Wrong character encoding of JSON response


#1

Hi,

I query a website which responds with UTF-8 encoded JSON, but when I use JSON.parse($('body pre').text()) the encoding is messed up as (apparently) Windows-1252, and actually the page screenshot also displays it as Windows-1252 (and not iso-8859-1 as I first thought, “é” becoming “é” in both, but “’” (U+2019) becoming “’” only in the former).

How can I fix that ? Is there a way to force the reading or parsing as UTF-8 ?
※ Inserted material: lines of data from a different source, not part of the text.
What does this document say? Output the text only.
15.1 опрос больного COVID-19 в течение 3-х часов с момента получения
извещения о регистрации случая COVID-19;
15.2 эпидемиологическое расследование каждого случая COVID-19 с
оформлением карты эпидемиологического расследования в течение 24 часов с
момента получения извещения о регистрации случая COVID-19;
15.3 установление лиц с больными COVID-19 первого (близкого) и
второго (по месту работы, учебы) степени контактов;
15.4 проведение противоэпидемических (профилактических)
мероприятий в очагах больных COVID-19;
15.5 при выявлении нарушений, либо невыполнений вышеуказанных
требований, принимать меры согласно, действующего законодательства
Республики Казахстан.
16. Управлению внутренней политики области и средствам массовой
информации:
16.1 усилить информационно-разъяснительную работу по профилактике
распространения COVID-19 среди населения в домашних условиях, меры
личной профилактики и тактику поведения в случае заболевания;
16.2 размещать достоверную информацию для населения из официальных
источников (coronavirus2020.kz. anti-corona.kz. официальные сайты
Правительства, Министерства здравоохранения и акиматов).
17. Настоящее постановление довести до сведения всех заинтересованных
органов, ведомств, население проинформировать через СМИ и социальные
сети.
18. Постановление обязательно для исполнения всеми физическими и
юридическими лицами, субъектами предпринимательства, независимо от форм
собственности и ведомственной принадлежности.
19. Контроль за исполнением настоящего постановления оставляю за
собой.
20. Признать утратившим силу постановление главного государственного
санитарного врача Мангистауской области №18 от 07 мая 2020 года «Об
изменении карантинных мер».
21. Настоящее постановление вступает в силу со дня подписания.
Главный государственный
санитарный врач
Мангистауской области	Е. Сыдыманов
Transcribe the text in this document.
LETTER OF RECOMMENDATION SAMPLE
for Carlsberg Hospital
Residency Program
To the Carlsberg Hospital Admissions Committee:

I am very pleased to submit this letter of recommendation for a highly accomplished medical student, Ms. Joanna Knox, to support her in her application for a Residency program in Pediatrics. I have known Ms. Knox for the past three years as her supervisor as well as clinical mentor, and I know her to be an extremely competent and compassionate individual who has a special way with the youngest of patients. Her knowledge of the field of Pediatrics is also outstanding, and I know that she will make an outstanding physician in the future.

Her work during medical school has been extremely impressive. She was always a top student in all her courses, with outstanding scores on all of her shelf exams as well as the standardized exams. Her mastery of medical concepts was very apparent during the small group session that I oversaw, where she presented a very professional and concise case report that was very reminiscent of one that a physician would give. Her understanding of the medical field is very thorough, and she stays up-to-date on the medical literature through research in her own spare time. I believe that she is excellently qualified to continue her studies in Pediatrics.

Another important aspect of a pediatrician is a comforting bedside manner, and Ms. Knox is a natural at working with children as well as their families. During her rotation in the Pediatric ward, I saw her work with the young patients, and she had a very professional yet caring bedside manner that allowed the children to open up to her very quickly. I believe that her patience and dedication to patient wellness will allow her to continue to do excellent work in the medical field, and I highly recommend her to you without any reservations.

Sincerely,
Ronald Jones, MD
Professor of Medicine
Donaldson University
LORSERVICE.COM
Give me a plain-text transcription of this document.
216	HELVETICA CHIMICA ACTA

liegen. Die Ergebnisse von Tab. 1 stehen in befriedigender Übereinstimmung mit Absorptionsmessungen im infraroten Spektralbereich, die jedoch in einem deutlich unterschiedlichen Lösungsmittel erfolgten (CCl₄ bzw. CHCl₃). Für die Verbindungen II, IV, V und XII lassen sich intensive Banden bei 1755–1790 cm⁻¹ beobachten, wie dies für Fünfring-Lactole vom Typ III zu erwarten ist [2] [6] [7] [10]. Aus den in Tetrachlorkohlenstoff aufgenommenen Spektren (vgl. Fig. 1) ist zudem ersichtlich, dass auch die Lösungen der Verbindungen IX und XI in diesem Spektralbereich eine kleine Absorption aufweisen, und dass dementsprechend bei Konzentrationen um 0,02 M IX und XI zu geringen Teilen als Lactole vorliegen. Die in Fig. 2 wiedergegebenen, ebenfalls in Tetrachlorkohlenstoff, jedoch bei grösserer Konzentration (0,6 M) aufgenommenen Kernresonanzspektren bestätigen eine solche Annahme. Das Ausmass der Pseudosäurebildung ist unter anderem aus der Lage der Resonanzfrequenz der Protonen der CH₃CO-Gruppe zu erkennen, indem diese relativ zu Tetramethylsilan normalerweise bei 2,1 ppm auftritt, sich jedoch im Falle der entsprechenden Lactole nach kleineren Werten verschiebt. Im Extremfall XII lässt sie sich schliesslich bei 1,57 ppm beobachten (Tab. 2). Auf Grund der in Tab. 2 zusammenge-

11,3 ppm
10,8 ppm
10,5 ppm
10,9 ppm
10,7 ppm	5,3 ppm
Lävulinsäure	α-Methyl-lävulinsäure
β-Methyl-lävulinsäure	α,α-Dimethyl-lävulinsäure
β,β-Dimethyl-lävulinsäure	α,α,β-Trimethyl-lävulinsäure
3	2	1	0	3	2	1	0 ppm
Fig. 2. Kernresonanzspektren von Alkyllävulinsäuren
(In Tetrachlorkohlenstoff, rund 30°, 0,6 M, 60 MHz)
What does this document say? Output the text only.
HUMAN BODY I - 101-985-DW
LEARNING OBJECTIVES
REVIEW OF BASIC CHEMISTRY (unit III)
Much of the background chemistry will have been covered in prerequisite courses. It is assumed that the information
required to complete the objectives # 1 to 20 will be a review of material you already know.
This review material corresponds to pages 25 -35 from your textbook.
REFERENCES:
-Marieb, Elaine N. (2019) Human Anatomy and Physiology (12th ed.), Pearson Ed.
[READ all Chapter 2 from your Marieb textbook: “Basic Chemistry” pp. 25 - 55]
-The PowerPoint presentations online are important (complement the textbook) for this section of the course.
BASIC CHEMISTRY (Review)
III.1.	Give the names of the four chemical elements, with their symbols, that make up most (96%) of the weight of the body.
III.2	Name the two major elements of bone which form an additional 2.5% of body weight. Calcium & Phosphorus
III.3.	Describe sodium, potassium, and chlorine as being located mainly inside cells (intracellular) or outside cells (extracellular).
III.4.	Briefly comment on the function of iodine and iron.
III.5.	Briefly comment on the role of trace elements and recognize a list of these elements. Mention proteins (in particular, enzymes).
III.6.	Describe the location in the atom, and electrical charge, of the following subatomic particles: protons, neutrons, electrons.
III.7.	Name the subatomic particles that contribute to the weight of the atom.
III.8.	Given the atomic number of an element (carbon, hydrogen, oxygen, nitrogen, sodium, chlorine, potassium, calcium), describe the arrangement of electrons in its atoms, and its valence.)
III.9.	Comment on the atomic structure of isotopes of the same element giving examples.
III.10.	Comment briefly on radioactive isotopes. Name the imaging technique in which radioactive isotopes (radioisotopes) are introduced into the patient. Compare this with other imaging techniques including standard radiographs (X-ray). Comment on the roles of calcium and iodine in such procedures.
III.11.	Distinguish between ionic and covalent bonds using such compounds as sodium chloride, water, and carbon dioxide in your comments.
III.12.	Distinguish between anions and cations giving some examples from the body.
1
Edit : I tried the unescape(encodeURIComponent(s)) / decodeURIComponent(escape(s)) fix without success.


#2

Finally got it to work using decodeURIComponent(escape(mystring)). It fails on many fields of the JSON response with

Error invoking user-provided ‘pageFunction’: Error: URIError: URI error

The solution was to run it not on the whole response but only on the field I’m interested in. Although there are still a few errors, the rate is quite limited and I guess I may use a few replace() to eradicate such errors.


#3

Nah, it seems to work only for iso-8859-1 / UTF-8 conversion, and here for some reason we have the Windows-1252 charset (part of which overlaps iso-8859-1, hence the improvements).

Anyway, my browser is able to detect the right charset, so Apify should as well, shouldn’t it ? Or maybe there’s a way to force the encoding of the response of the scraped URL ? Content-type is only set to application/json, no charset defined.


#4

Ok, I ended up with the following :

decodeURIComponent(escape(mystring).replace('%u20AC','%80').replace('%u201A','%82').replace('%u0192','%83').replace('%u201E','%84').replace('%u2026','%85').replace('%u2020','%86').replace('%u2021','%87').replace('%u02C6','%88').replace('%u2030','%89').replace('%u0160','%8A').replace('%u2039','%8B').replace('%u0152','%8C').replace('%u017D','%8E').replace('%u2018','%91').replace('%u2019','%92').replace('%u201C','%93').replace('%u201D','%94').replace('%u2022','%95').replace('%u2013','%96').replace('%u2014','%97').replace('%u02DC','%98').replace('%u2122','%99').replace('%u0161','%9A').replace('%u203A','%9B').replace('%u0153','%9C').replace('%u017E','%9E').replace('%u0178','%9F'))  

Not the most elegant solution, but it works.

(Basically, there is a confusion between the 8- and 9- rows of the windows-1252 characters and UTF8 ones, so escape(mystring) converts the wrongly windows-1252 string into UTF8 hexadecimal percent-encoding, but that’s not what we want so we use multiple replace() to replace the UTF8 %-encoded characters into their windows-1252 version, and finally decodeURIComponent() reencodes the whole string into correct UTF8.)